Krishna came and hugged her. She wept. And she felt Draupadi weeping next to her. Both were being hugged by Krishna, the mother of villains and the mother of heroes, both being comforted by he who they say is God. He said nothing. He allowed Gandhari to vent out her venom and he accepted the curse quietly – no retaliatory curse. Yes, his children would die as Gandhari had deemed fit and so would he. Let his clan suffer so that the spiral of vendetta does not continue. It has to end sometime. And if this demands the sacrifice of his clan, then let it be so.
Look Draupadi, your hair has been dyed with the blood of Gandhari’s children. But in getting that blood, so much rage was generated that it cost you the lives of your five sons. Was it worth it? Could you have forgiven? Or was vengeance the only recourse? Is vengeance ever the answer? He who strikes another always believes he is right in doing so – they are heroes, they are martyrs. But ask the one struck down – they will call the hero a villain, they will call the martyr, a terrorist. Gandhari weeps for her children – her heroes, your villains. You weep for your children – your heroes, her villains. When will this stop? Will humans discover the power to share and forgive, strike the root cause of violence?
Gandhari remembers Sanjay narrating the song that Krishna sang before the war – the Bhagavad Gita. It was not an elaborate excuse to go to war. It was an understanding of wherefrom comes war. Dharma, she realized, is not that which heroes and martyrs believe is right. It was clearly something else.

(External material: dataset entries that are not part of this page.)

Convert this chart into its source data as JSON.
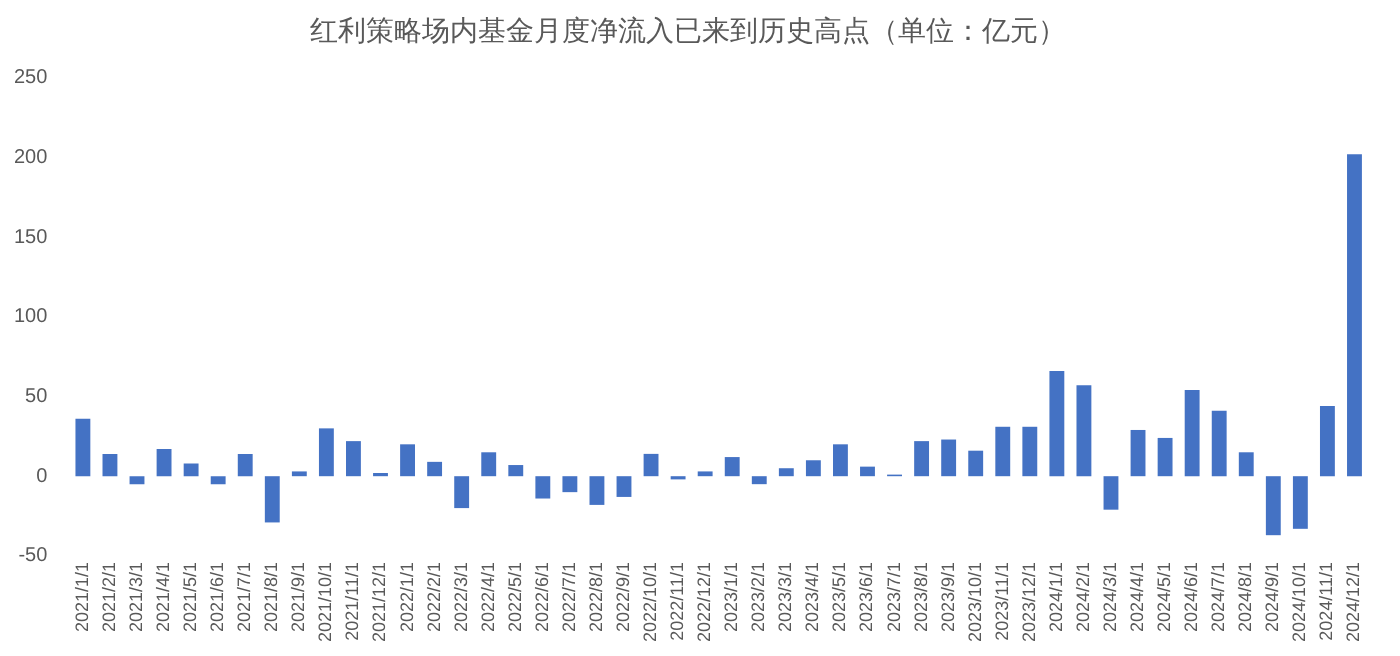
{
  "chart_data": {
    "type": "bar",
    "title": "红利策略场内基金月度净流入已来到历史高点（单位：亿元）",
    "categories": [
      "2021/1/1",
      "2021/2/1",
      "2021/3/1",
      "2021/4/1",
      "2021/5/1",
      "2021/6/1",
      "2021/7/1",
      "2021/8/1",
      "2021/9/1",
      "2021/10/1",
      "2021/11/1",
      "2021/12/1",
      "2022/1/1",
      "2022/2/1",
      "2022/3/1",
      "2022/4/1",
      "2022/5/1",
      "2022/6/1",
      "2022/7/1",
      "2022/8/1",
      "2022/9/1",
      "2022/10/1",
      "2022/11/1",
      "2022/12/1",
      "2023/1/1",
      "2023/2/1",
      "2023/3/1",
      "2023/4/1",
      "2023/5/1",
      "2023/6/1",
      "2023/7/1",
      "2023/8/1",
      "2023/9/1",
      "2023/10/1",
      "2023/11/1",
      "2023/12/1",
      "2024/1/1",
      "2024/2/1",
      "2024/3/1",
      "2024/4/1",
      "2024/5/1",
      "2024/6/1",
      "2024/7/1",
      "2024/8/1",
      "2024/9/1",
      "2024/10/1",
      "2024/11/1",
      "2024/12/1"
    ],
    "values": [
      36,
      14,
      -5,
      17,
      8,
      -5,
      14,
      -29,
      3,
      30,
      22,
      2,
      20,
      9,
      -20,
      15,
      7,
      -14,
      -10,
      -18,
      -13,
      14,
      -2,
      3,
      12,
      -5,
      5,
      10,
      20,
      6,
      1,
      22,
      23,
      16,
      31,
      31,
      66,
      57,
      -21,
      29,
      24,
      54,
      41,
      15,
      -37,
      -33,
      44,
      202
    ],
    "color": "#4472c4",
    "ylim": [
      -50,
      250
    ],
    "yticks": [
      -50,
      0,
      50,
      100,
      150,
      200,
      250
    ],
    "grid": false,
    "legend": false
  }
}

Dharma is that which makes human divine – our ability to say no to the beast within us, our ability to renounce the law of the jungle. The law of the jungle, that might is right, is acceptable for animals – but when humans follow it and dominate the weak, they subscribe to adharma. From the desire to dominate comes greed, the insatiable urge for power, for land, from the desire to dominate comes the desire to win, even in a gambling match, from the desire to dominate comes the willingness to wager one’s brothers and one’s wife. From adharma comes righteous indignation – the desire to impose one’s will on others.
Dharma is about listening, not speaking; dharma is about giving, not taking; dharma is about helping the helpless; dharma is about affection, not domination. Dharma happens when hungry men share their food. Gandhari’s children died because they refused to share their land. Draupadi’s children died because she could not forgive. So long as we refuse to share, so long as we refuse to forgive, so long as we find excuses to justify our greed, war will happen and heroes will never find peace.
Vyasa raises both his hands and shouts, “Follow dharma and there will be peace in the world. True peace, not peace born by dominating the other.” Is anyone listening?